Estamos no caminho certo para erradicar a aids como um problema de saúde pública até 2030? Essa pergunta foi o tema central da live promovida pelo Movimento Nacional das Cidadãs Posithivas na noite de terça-feira, 27 de agosto. O evento contou com a presença de mulheres que estiveram na 25ª Conferência Internacional de Aids (Aids 2024), realizada em julho em Munique. Elas compartilharam suas impressões sobre o evento, as novidades apresentadas e o impacto dessas experiências na luta contra a aids.

Uma das convidadas da live, a ativista Fabi Mesquita Guarani, do Instituto Multiverso, marcou presença na Conferência com uma apresentação de dança que combinou arte e resiliência, em homenagem às Cidadãs Posithivas. Conhecida por sua sensibilidade e por desafiar padrões, Fabi trouxe para o evento uma performance carregada de simbolismo e emoção.

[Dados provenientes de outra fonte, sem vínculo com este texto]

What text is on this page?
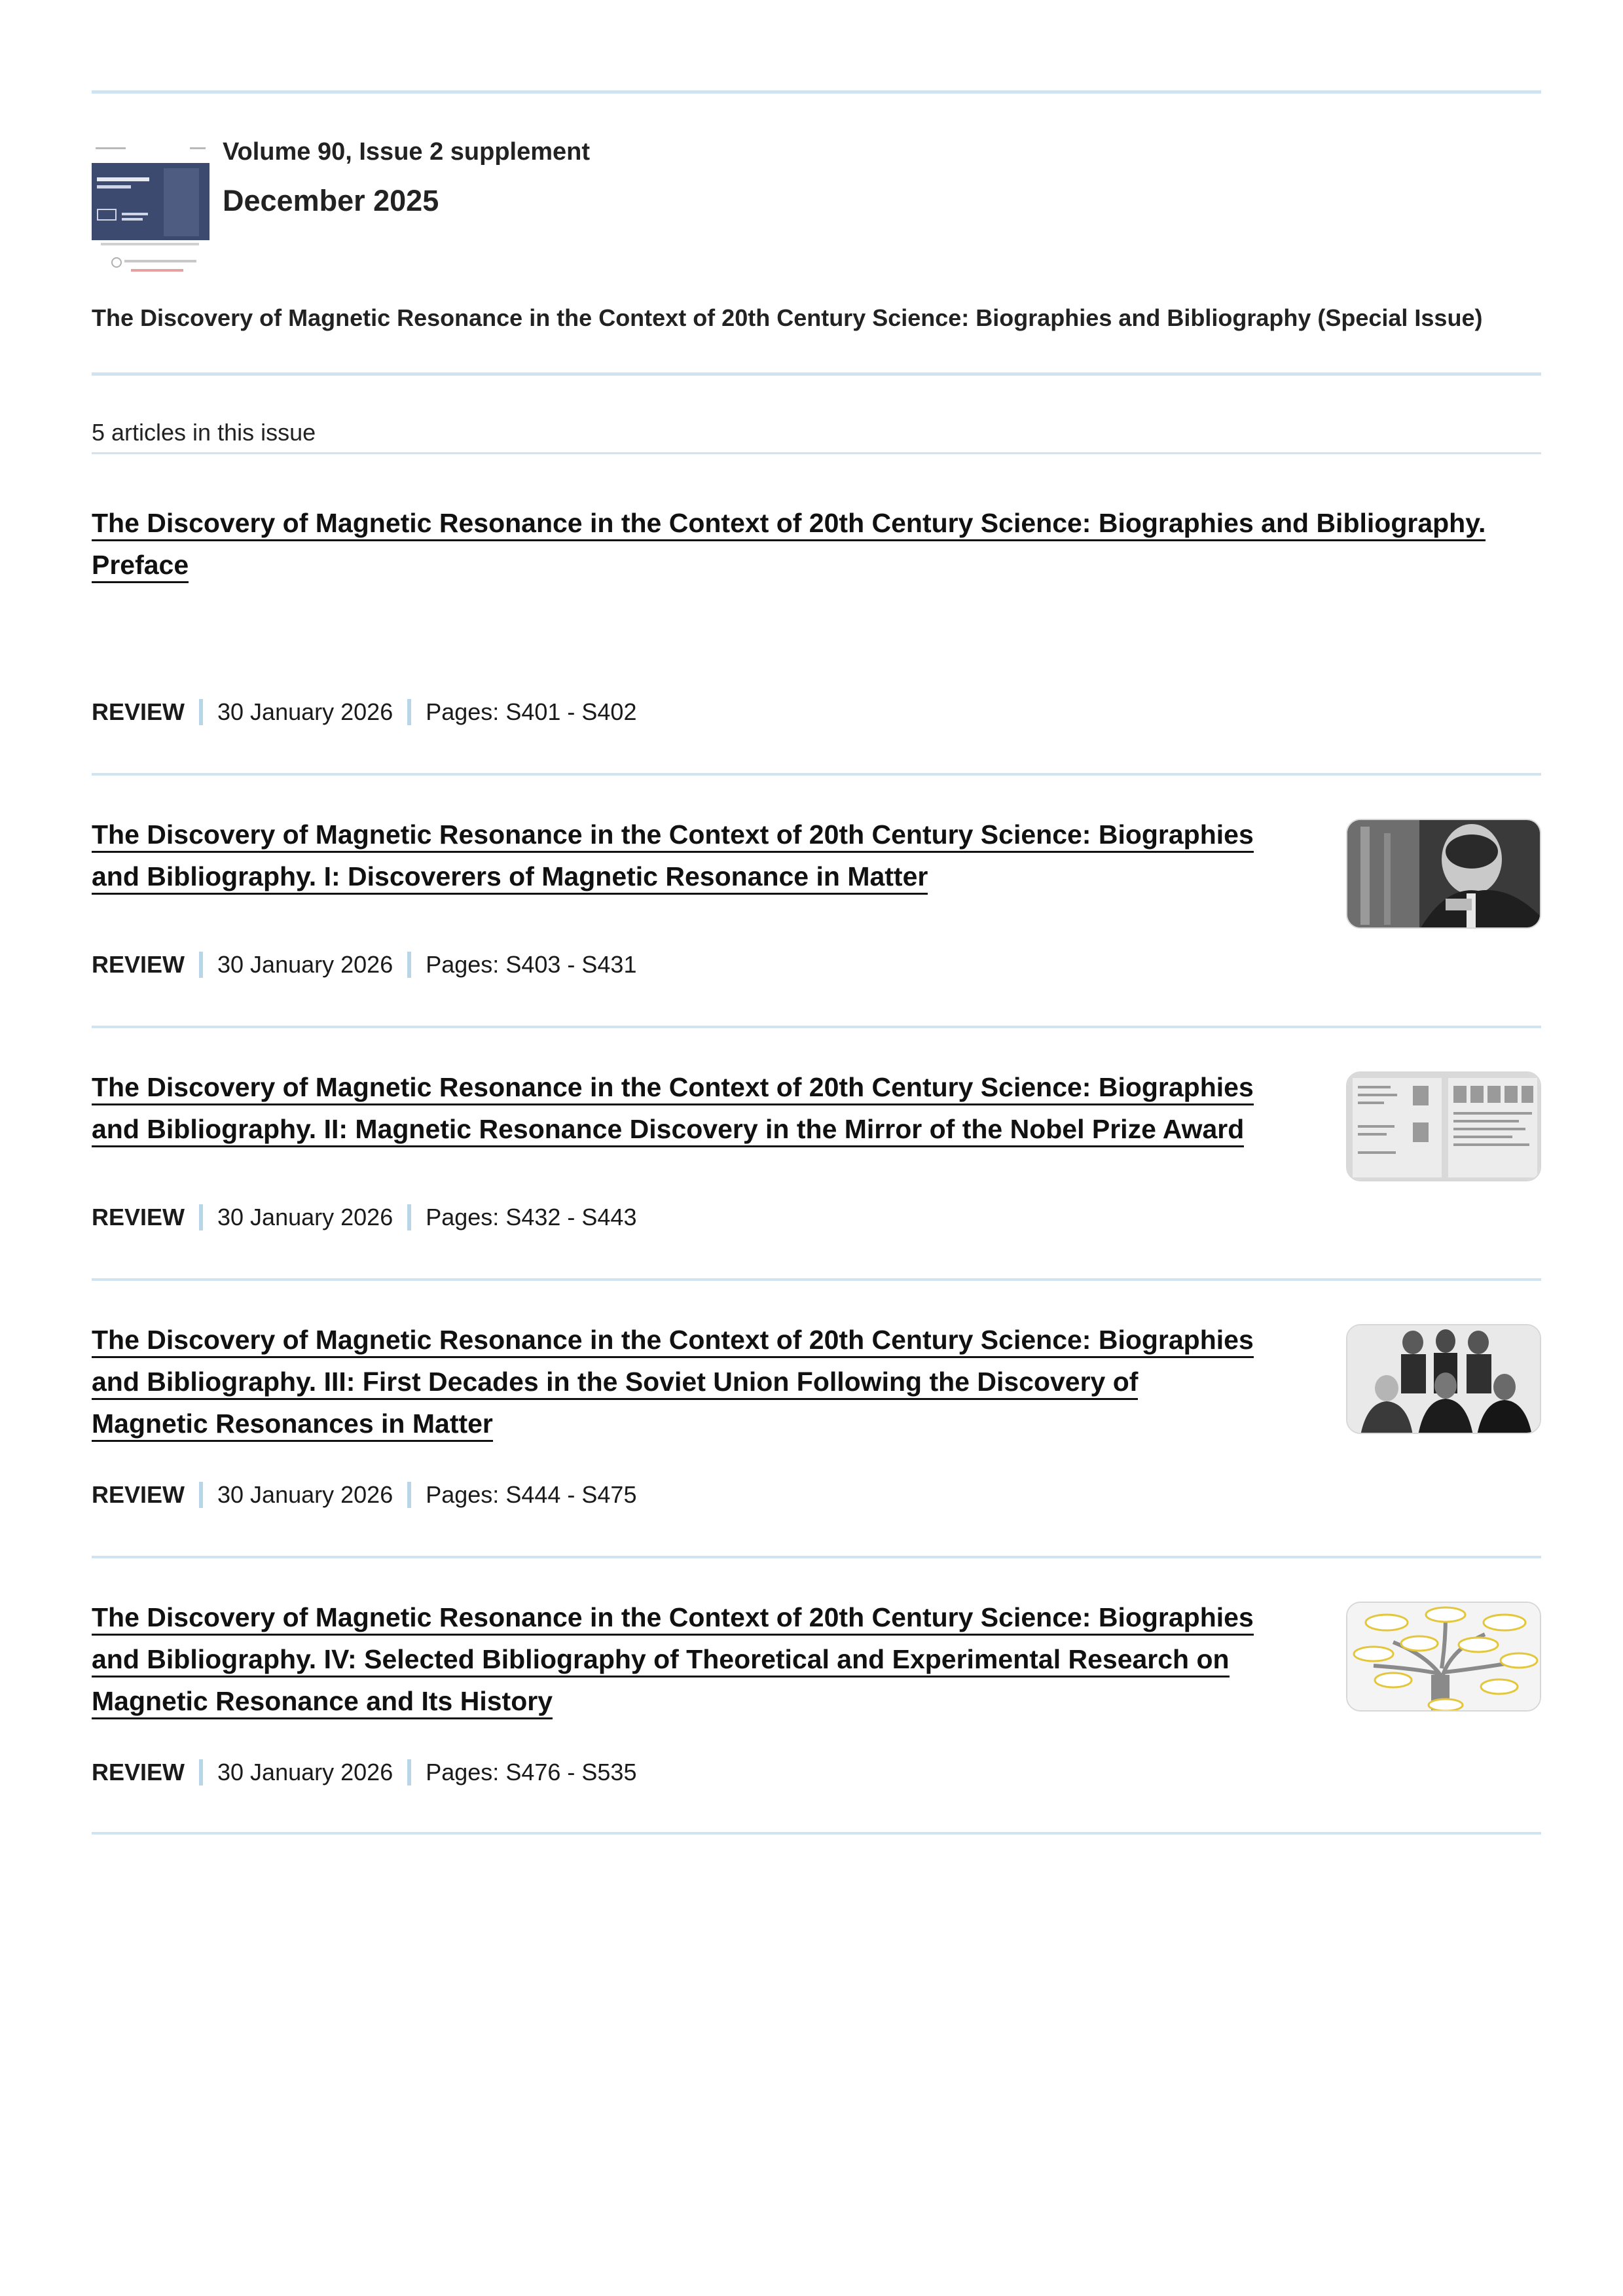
Volume 90, Issue 2 supplement
December 2025
The Discovery of Magnetic Resonance in the Context of 20th Century Science: Biographies and Bibliography (Special Issue)
5 articles in this issue
The Discovery of Magnetic Resonance in the Context of 20th Century Science: Biographies and Bibliography.
Preface
REVIEW 30 January 2026 Pages: S401 - S402
The Discovery of Magnetic Resonance in the Context of 20th Century Science: Biographies
and Bibliography. I: Discoverers of Magnetic Resonance in Matter
REVIEW 30 January 2026 Pages: S403 - S431
The Discovery of Magnetic Resonance in the Context of 20th Century Science: Biographies
and Bibliography. II: Magnetic Resonance Discovery in the Mirror of the Nobel Prize Award
REVIEW 30 January 2026 Pages: S432 - S443
The Discovery of Magnetic Resonance in the Context of 20th Century Science: Biographies
and Bibliography. III: First Decades in the Soviet Union Following the Discovery of
Magnetic Resonances in Matter
REVIEW 30 January 2026 Pages: S444 - S475
The Discovery of Magnetic Resonance in the Context of 20th Century Science: Biographies
and Bibliography. IV: Selected Bibliography of Theoretical and Experimental Research on
Magnetic Resonance and Its History
REVIEW 30 January 2026 Pages: S476 - S535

“Eu nunca tinha participado de uma conferência pessoalmente, sempre acompanhei à distância. Considerava esses espaços, como jornalista e pessoa de comunicação, muito herméticos. Sabemos que alguns ambientes precisam ser técnicos e acadêmicos, mas também acredito que deveria haver espaço para expressão artística”, relatou Fabi.

Ao saber que não haveria nenhuma representante do Movimento Nacional das Cidadãs Posithivas na conferência, Fabi sentiu a necessidade de representá-las através da dança. A música escolhida, uma canção argentina interpretada por Milva, possui um significado especial para a ativista. “Sempre fui uma pessoa que não se encaixava em padrões. Essa música fala de renascimento, e eu associei esse renascimento ao ano de 2030, mesmo que na canção se fale em 3001. Para mim, esse renascimento era simbólico e importante. Foi emocionante.”

Fabi destacou a importância da arte em espaços como a conferência. “Embora eu ainda ache que a arte não recebe a devida atenção prática nesses espaços, a dança foi um momento especial. Cinema, dança, teatro – são expressões fundamentais que têm o poder de furar bolhas e fazer com que as pessoas entendam questões complexas de maneira mais profunda. Às vezes, questionava se eu tinha o direito de estar ali, porque eu não tenho HIV no sangue, mas no coração. Como mulher indígena, entendi a necessidade de políticas públicas e da representatividade.”

A militante criticou a ausência de um estande brasileiro na Aids 2024 e a falta de engajamento das delegações em atividades da sociedade civil. “O Brasil, por exemplo, não tinha um estande. As delegações não prestigiaram muitas das atividades. Tentamos levar as pessoas para as apresentações de dança, mas o interesse foi mínimo. A sociedade civil ficou relegada a segundo plano.”

Ela também mencionou episódios de racismo e transfobia, destacando o desconforto de realizar reuniões em países historicamente colonizadores. Contudo, Fabi viu esperança na nomeação da infectologista e pesquisadora Beatriz Grinsztejn, do INI/Fiocruz, como presidente da International Aids Society (IAS). “Pela primeira vez, temos uma mulher latino-americana, brasileira e lésbica assumindo um papel de destaque. Isso me deixou esperançosa.”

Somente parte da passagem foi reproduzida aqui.